The Microsoft BI world is buzzing about Microsoft's recent announcement made at their annual Worldwide Partner Conference (WPC) conference on Mobile BI and Power BI, a new Cloud Business Intelligence offering for Office 365 customers. Several BI product name changes to use the Power naming standards were also revealed.
Microsoft has expressed a "Cloud First and Cloud Only" development philosophy for a while now. With the latest BI news, we surely see it in action. The long awaited native Mobile BI app that was shown today will only be available for Office 365 customers at an undisclosed date later this summer. The first version of the native Mobile BI will be available on Windows 8 and Windows RT devices. A native Mobile BI app for iPad is also in the works. There was no news regarding future Android support for the new native Mobile BI app. For unsupported platforms, SharePoint browser-based options might be available.
The new native Mobile BI app will render hosted Office 365 Excel documents, PowerPivot, and Power View. Notably the Office 365 Excel Power View version Silverlight rendering will be replaced with HTML5. The native Mobile BI app will not have any offline capability for iPad. However, in the Windows 8 devices it is possible to save and view the Excel documents locally on the device.

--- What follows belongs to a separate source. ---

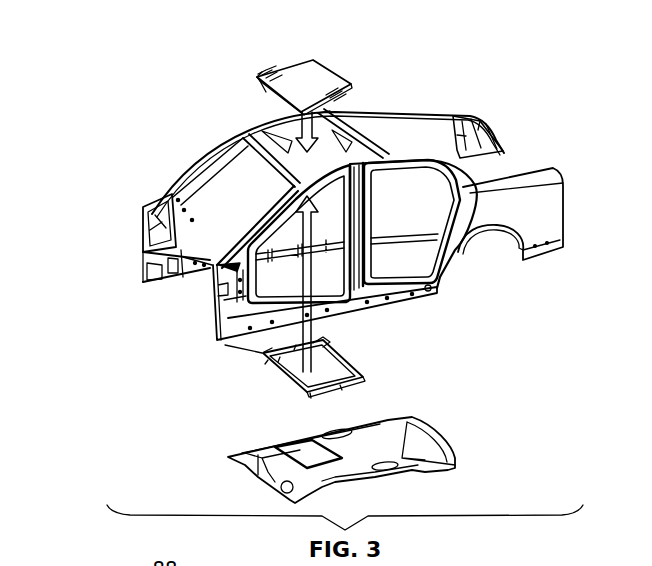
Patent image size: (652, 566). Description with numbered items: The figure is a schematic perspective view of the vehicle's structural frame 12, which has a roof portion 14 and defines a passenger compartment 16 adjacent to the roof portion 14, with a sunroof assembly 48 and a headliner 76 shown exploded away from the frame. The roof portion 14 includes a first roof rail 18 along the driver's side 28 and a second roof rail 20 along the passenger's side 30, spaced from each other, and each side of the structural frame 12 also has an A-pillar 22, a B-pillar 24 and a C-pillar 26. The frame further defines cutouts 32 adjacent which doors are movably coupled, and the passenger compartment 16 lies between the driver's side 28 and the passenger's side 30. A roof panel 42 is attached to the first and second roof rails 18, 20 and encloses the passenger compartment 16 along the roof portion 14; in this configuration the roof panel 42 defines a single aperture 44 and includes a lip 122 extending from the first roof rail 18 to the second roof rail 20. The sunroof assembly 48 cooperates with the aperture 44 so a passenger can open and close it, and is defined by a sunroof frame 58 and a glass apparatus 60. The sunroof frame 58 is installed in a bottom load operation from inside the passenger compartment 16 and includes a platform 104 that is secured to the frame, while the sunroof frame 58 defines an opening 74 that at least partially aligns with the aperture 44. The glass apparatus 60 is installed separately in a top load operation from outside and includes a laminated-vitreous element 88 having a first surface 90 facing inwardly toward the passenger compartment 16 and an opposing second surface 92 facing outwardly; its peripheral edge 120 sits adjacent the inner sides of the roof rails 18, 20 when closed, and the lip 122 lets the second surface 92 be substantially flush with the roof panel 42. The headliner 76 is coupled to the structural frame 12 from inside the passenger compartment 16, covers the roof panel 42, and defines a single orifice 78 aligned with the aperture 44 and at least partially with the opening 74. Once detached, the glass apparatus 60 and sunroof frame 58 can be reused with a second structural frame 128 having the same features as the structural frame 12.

There was no mention of SQL Server Reporting Services or PerformancePoint content delivery within the new native Mobile BI app.
Power BI for Office 365 is a new self-service business intelligence (BI) solution delivered through Excel and Office 365. It will most likely be an option in the Office 365 Enterprise E Plans. No pricing was shared at this time. Power BI consists of base Excel, Power Pivot, Power Query (formerly project Data Explorer), Power View, and Power Map (formerly project GeoFlow). Excel is the only Power BI authoring tool. In the Microsoft related blogs, it is becoming quite clear that Excel is the go-to tool for all things Microsoft BI going forward. The technical Microsoft BI community has already started the transition to Excel authoring with Power Pivot, Power BI is the next phase in that process. Microsoft says that it is betting on Excel to provide basic BI for everyone and removing specialist tools from the equation. Although that may be welcome news for the non-technical Excel users, the technical Microsoft BI professionals have some mixed feelings on how this skill term change in their resumes might impact salaries.
The current Office 365 Enterprise E Plan offerings already support Excel with embedded Power Pivot and Power View for files up to 10 MB in size. There is presently no direct connectivity to on-premise data sources from Office 365. With the new Power BI, direct connectivity to on-premise data sources will be supported making it a more serious contender in the Cloud BI space. The public preview of Power BI for Office 365 will be available later this summer. Sign up for public preview notifications.
As part of the Office 365 Power BI solution branding, several product names have changed. Project Data Explorer is now called Power Query. Project GeoFlow is now called Power Maps and believe it or not, PowerPivot is now officially Power Pivot with a space. PowerPivot all one word is also still valid.
To wrap up, Microsoft Office 365 Mobile BI and Power BI is fantastic news for Microsoft Office 365 customers. On-premise customers will need to continue to look to the broader Microsoft third-party vendor ecosystem to get native Mobile BI applications. The "Cloud First and Cloud Only" development philosophy and the future of Microsoft BI being Excel-centric all seem to be coming to life in this latest round of news.